21. The further fact which is pointed out by learned senior counsel for the petitioner is that the original of the deed of reconstitution transferring the rights of the plaintiff, was filed by the tenants in the Rent Control proceedings and in the present suit by the transferee only xerox copy had been filed. The above facts clearly disclose a dismal and deliberate case of collusion between the chief tenant and the sub-tenant (plaintiff). The plaintiff had miserably failed to establish any collusion or fraud as against the landlord. All the above materials clearly establish collusion only as between the chief tenant and the plaintiff. Therefore, on the basis of the said finding it follows that the order of eviction would bind the plaintiff and the present suit filed by the plaintiff cannot be sustained. His claim that he was not aware of the Rent Control proceedings is a rank lie.

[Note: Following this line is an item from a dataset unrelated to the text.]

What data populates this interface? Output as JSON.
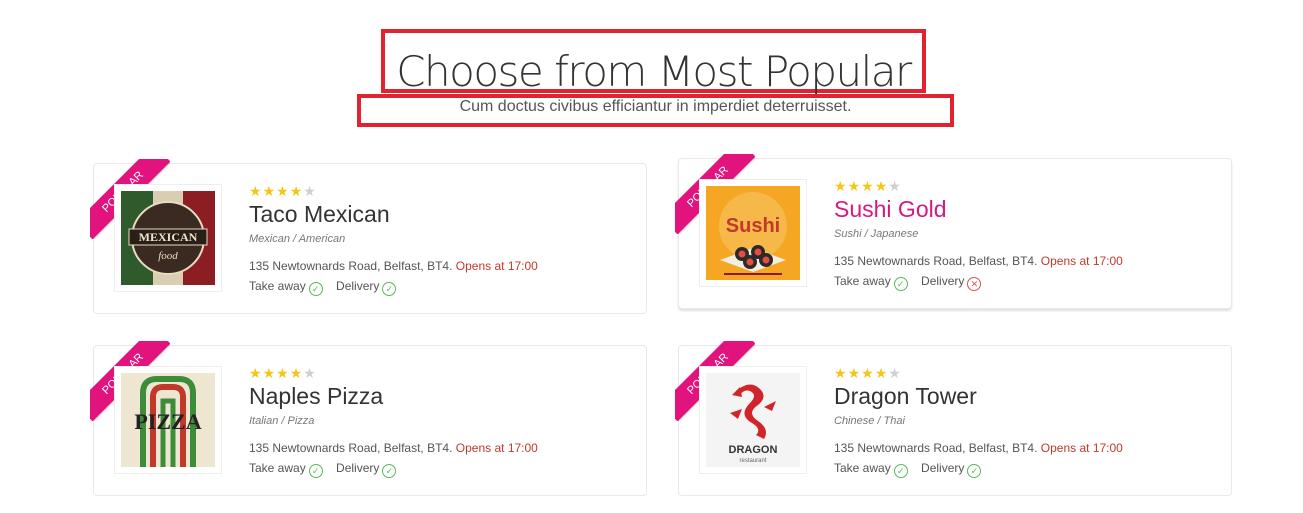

22. The next question is whether the facts, and circumstances warrant interference by this Court under Article 227 of the Constitution of India. It is true that the said power of interference must be exercised only in rare cases and I felt doubtful at the time of hearing the arguments. But after I went through the series of facts as mentioned above and the outrageous conduct on the part of the plaintiff in collusion with the tenants, I feel that if this Court declines to interfere even in a case of this type, the very administration of justice would be rendered a mockery. If parties are allowed to play hide and seek and hood-wink the process of law, people will lose faith in the Courts. If a legitimate relief and decree obtained are rendered only a piece of paper and cannot be executed and the law breaker is given a green signal to continue his high handed activity, it will badly reflect only ineffective administration of justice and result in loss of confidence in the Courts. Section 9, C.P.C. does not give liberty to parties who do not act bona fide and if the High Court does not interfere on the ground that the suit should go through its normal course. It will not be possible to execute any decree. It is all the more distressing to hear acquisition of collusion and fraud against the affected party and legalistic arguments to sustain such blatant illegal actions and clear abuse of process of Court.
23. In the result, both the revisions are allowed with exemplary costs of Rs. 10,000 of which Rs. 5,000 shall be paid to the Tamil Nadu Legal Services Authority. The plaint in O.S. No. 280 of 2000 on the file of the District Munsif Court, Udumalpet, will be struck off and the suit shall stand dismissed.